Recurrent blisters in a case of resolving Stevens-Johnson syndrome/toxic epidermal necrolysis
Director of Phototherapy Division, Department of Dermatology, Changhua Christian Hospital, No. 135, Nanhsiao Street, Changhua City, Changhua County 500
|How to cite this article:
Chuang YN, Ho YY, Chiu TM. Recurrent blisters in a case of resolving Stevens-Johnson syndrome/toxic epidermal necrolysis . Indian J Dermatol Venereol Leprol 2014;80:546-547
Stevens-Johnson syndrome/toxic epidermal necrolysis (SJS/TEN) are rare, potentially life-threatening, mainly drug-induced conditions characterized by widespread apoptosis of keratinocytes provoked by the activation of cell-mediated cytotoxic reaction and amplified by cytokines, mainly granulysin. Dry skin and heat intolerance are common complaints among survivors of SJS/TEN.  We report a patient with SJS/TEN overlap who developed recurrence of vesicles and bullae several days after the initial healing of lesions due to sweat retention which simulated a fresh episode of SJS/TEN.
A 51-year-old woman who had rectal cancer with lung and brain metastases was admitted to our burn center because of phenytoin induced SJS/TEN overlap. Phenytoin had been introduced 32 days before the skin rash to control seizures after whole brain radiotherapy. On physical examination, the patient exhibited conjunctivitis, oral mucositis, and generalized maculopapular rash characterized by atypical targetoid lesions with centrally darkened macules and blisters. She was treated with supportive care including empiric antibiotics (piperacillin/tazobactam), nutritional support, fluid and electrolyte replacement, wound dressing, heating lamps to prevent hypothermia, and pain control. After 6 days of treatment, most of the detached skin lesions started to heal gradually without development of new lesions. However, on day 12 of admission, multiple clear water drop-like vesicles and bullae, 1-30 mm in size erupted rapidly on thighs, bathing trunk areas, neck, and arms over 1 day. At that point, there was no new mucositis or targetoid lesion [Figure - 1]. Because new episodes of SJS could not be ruled out, we analyzed the fluid content from blisters for the presence of granulysin which was not detected. Skin biopsy from a new vesicle revealed intracorneal blister overlying eccrine ducts and completely re-epithelialized skin without apoptotic keratinocytes [Figure - 2]. Based on the clinical and histopathologic findings, we hypothesized that the formation of these new blisters was secondary to fluid retention, but not persistent or recurrent SJS/TEN. Furthermore, because the location of new blisters was mainly on areas exposed to heating lamp we hypothesized that excessive sweating contributed to the fluid retention in these blisters. We avoided further use of heating lamps, without any specific treatment for the blisters which spontaneously resolved over the following week.

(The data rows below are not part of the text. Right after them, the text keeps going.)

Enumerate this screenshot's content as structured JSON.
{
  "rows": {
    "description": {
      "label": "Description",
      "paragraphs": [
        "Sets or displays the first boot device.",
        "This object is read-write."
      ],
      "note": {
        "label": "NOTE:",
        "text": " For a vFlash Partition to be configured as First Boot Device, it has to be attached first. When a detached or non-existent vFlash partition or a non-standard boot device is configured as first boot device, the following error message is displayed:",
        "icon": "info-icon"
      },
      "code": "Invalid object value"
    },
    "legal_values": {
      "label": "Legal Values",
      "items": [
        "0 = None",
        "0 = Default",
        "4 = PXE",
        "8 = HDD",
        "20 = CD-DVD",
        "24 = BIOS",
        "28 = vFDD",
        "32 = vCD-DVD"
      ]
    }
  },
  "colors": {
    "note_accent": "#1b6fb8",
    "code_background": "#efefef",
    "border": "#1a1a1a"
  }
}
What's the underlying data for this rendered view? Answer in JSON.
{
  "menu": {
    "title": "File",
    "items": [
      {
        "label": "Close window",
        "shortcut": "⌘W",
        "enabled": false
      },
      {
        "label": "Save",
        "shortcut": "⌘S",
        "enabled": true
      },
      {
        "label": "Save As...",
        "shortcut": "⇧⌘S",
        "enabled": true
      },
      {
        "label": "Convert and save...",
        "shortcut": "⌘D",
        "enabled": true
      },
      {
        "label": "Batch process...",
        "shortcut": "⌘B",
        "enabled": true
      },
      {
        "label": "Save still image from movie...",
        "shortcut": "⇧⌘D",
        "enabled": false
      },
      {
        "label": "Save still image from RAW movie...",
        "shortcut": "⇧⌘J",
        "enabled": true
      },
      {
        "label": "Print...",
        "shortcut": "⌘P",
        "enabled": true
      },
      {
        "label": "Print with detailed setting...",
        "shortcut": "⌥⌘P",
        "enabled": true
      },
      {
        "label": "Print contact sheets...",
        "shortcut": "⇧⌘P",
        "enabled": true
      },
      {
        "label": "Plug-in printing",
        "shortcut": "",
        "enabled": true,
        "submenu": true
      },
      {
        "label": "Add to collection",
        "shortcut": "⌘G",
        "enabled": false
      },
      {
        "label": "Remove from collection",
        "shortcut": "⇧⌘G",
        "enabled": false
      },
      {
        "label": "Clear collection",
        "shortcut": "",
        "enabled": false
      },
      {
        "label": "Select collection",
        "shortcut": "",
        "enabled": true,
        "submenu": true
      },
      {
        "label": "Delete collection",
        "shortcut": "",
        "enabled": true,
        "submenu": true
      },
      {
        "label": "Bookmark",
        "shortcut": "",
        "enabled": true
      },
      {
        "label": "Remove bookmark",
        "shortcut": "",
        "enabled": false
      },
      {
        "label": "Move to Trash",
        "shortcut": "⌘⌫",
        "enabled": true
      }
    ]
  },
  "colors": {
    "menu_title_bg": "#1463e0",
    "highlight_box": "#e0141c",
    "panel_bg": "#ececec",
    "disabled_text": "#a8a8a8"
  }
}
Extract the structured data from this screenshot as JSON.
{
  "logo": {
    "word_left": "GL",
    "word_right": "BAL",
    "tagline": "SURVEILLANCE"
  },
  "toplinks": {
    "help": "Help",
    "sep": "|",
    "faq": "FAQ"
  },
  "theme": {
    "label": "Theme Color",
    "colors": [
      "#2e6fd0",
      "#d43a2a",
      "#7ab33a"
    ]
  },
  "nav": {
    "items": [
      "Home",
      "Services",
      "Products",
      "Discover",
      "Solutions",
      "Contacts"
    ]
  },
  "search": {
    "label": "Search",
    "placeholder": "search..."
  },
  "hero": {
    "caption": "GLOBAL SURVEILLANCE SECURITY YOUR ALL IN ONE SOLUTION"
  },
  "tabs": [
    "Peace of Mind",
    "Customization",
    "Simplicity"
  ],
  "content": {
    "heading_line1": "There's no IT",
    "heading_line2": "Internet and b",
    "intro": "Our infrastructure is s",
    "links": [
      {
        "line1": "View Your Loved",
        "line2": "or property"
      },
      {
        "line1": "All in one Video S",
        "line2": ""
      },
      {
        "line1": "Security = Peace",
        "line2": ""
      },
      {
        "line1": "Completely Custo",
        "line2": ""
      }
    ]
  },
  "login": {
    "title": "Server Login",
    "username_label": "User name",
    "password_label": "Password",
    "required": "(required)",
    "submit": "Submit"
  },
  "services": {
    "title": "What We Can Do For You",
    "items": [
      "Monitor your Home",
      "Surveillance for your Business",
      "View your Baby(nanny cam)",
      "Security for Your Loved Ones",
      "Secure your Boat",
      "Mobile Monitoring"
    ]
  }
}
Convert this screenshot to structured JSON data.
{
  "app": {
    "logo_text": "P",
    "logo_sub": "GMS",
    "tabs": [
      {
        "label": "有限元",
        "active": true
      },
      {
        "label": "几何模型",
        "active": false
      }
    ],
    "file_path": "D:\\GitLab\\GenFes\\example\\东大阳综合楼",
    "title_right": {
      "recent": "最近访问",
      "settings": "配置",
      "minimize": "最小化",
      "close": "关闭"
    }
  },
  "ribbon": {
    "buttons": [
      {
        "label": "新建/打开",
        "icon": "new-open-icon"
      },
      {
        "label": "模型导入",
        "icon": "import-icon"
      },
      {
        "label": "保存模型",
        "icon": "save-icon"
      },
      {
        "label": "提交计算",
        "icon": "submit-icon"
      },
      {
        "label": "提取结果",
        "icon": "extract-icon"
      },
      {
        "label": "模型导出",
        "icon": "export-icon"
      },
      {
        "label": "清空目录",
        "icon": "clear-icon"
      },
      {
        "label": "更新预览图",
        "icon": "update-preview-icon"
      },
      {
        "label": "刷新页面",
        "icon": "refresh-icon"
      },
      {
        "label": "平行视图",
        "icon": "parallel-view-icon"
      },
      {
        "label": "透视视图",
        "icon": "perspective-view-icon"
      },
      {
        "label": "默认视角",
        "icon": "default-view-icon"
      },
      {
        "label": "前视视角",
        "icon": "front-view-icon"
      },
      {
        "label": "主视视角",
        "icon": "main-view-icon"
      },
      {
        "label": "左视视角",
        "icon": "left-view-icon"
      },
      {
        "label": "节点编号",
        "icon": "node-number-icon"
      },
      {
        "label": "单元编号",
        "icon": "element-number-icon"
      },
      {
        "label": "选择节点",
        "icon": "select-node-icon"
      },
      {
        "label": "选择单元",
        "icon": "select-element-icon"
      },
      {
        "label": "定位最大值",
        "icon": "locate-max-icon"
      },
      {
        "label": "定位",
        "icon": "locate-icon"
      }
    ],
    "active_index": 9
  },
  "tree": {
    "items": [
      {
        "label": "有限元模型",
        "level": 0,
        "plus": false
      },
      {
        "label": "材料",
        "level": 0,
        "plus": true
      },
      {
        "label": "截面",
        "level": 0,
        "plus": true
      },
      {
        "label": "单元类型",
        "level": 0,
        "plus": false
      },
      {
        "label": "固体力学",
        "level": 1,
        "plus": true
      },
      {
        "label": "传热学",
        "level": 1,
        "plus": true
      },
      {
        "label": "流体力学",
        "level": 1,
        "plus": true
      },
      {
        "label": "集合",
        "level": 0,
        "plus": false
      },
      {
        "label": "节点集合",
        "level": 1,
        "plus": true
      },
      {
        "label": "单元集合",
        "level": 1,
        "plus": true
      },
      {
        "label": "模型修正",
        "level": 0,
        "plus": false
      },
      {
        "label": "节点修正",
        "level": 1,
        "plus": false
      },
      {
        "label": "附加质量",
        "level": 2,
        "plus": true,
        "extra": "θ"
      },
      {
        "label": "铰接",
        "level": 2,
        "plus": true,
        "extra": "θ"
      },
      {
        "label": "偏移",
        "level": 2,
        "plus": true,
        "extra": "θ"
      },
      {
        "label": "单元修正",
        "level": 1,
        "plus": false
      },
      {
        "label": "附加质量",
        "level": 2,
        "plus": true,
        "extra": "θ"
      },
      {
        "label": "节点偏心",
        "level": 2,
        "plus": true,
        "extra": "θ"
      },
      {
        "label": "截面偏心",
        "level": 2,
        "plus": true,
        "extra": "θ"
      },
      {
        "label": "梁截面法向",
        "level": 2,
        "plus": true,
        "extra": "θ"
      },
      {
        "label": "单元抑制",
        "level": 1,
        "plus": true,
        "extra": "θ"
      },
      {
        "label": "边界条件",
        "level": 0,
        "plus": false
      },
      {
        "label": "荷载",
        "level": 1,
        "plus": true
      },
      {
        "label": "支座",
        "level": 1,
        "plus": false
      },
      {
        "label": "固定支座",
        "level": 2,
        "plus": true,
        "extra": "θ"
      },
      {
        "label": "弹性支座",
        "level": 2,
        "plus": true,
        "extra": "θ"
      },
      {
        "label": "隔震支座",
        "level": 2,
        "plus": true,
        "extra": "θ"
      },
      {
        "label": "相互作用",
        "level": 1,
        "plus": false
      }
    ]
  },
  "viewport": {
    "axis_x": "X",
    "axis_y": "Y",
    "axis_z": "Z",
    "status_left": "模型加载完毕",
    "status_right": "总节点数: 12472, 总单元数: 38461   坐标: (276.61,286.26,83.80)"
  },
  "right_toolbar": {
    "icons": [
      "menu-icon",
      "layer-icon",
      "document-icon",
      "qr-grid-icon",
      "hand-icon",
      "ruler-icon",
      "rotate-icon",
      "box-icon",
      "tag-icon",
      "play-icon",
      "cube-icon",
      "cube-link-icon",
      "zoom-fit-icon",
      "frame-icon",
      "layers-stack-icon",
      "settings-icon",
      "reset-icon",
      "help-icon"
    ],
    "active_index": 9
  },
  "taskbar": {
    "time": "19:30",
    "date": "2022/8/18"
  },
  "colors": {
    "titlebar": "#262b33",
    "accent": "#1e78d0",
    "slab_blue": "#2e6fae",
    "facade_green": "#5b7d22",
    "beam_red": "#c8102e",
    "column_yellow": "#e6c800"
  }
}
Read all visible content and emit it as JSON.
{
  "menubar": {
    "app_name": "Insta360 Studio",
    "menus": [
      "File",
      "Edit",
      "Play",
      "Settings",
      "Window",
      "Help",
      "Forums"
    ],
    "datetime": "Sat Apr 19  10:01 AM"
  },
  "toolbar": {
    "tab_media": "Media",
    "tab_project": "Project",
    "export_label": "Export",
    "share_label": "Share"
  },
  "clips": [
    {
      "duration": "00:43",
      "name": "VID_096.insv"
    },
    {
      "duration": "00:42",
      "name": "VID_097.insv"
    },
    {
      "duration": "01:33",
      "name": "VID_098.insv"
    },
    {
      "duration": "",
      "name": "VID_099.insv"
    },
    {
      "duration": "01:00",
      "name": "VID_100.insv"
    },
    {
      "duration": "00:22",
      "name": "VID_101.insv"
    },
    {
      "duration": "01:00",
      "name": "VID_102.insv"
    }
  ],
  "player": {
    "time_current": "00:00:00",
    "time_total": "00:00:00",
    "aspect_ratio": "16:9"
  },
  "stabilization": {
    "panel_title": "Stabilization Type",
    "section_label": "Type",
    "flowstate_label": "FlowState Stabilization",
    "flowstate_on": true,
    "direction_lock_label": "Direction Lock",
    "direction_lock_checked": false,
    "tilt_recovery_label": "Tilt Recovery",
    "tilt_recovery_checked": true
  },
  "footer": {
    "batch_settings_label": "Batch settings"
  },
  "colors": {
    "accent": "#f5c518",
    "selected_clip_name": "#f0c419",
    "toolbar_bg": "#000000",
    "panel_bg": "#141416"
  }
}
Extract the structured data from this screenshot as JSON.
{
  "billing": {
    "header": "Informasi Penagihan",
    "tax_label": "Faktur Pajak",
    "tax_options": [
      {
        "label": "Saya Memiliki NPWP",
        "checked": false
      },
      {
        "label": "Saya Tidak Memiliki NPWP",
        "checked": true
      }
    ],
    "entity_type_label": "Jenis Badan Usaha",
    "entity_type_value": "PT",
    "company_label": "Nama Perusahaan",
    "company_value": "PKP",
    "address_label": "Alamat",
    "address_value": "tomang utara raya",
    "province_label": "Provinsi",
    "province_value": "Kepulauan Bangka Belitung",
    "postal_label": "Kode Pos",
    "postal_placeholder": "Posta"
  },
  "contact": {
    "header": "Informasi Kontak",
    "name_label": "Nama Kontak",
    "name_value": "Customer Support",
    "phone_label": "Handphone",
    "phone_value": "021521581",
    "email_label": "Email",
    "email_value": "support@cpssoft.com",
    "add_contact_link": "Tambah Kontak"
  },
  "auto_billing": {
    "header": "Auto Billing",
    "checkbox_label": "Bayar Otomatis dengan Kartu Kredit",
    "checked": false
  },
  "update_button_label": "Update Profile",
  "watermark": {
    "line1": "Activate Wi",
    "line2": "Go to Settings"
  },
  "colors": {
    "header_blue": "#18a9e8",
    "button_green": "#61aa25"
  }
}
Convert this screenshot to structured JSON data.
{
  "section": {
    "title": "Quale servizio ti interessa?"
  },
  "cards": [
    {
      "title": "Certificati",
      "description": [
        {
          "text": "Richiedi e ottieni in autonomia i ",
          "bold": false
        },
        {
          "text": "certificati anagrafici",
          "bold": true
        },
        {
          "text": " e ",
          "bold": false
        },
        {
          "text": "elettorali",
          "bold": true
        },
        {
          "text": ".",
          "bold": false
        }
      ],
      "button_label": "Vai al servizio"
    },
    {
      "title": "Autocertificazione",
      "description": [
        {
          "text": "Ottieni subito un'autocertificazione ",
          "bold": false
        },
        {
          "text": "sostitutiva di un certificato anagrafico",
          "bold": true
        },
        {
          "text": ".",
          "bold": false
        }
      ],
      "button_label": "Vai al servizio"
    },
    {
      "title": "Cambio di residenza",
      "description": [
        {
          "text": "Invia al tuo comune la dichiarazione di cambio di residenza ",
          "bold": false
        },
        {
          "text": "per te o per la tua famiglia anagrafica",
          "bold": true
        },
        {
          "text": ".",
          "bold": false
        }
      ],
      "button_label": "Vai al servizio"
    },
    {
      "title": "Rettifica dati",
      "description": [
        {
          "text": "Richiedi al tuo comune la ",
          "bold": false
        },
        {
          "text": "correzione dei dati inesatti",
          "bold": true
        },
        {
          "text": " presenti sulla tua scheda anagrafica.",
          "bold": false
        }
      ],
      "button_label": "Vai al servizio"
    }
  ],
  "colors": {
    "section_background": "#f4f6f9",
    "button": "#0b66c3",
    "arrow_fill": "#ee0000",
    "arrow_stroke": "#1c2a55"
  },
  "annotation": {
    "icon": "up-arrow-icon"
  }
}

|Figure 1: Multiple new clear fluid-filled blisters, 1-30 mm in size, erupted rapidly on (a) trunk, (b) arms, thighs, and neck in 1 day during remission stage. Re-epithelialization of the original detached wound could be seen on chest|
|Figure 2: Intracorneal blister overlying eccrine ducts. (H and E, ×40) (b) Only a few neutrophils could be seen in the blister. The base of the blister was completely re-epithelialized, compatible with resolving SJS/TEN. (H and E, ×100)|
Abnormalities of the sweat duct including necrosis of the duct and destruction of the distal duct accompanied by dilatation of the proximal duct have been detected in a histopathologic study of sweat glands in cases of TEN.  However, the secretory gland may be normal. Disruption of eccrine ducts during SJS/TEN may lead to sweat accumulation in a potential space between the necrotic epidermis and the newly re-epithelialized skin, predisposing SJS/TEN patients to recurrent blistering during the remission stage. Recently, a case of recurrent blistering in resolving SJS/TEN due to fluid accumulation beneath necrotic epidermis was reported.  The author speculated that the result of a positive fluid balance and reduced oncotic pressure from hypoalbuminemia contributed to local fluid accumulation at sites of subclinical epidermal necrosis that were not previously detached. The hydrostatic pressure could also contribute to blister formation in our case. However, the new blister formation in our case occurred mainly on areas exposed to a heat lamp, not on dependent or edematous sites. Thus, we hypothesized that the sweat was the main component of fluid retention in our case, so these blisters could simply be treated by avoidance of excessive sweating caused by heating lamps.
In conclusion, our case highlights that recurrent blistering due to fluid accumulation beneath necrotic epidermis could complicate SJS/TEN, and prompt recognition of this self-limiting and harmless condition is important to avoid unnecessary worry.
We acknowledge Wen-Hung Cheng, MD, PhD, the director of Drug Hypersensitivity Clinical and Research Center, Chang Gung Memorial Hospital, Taipei, Taiwan, for analyzing the fluid content.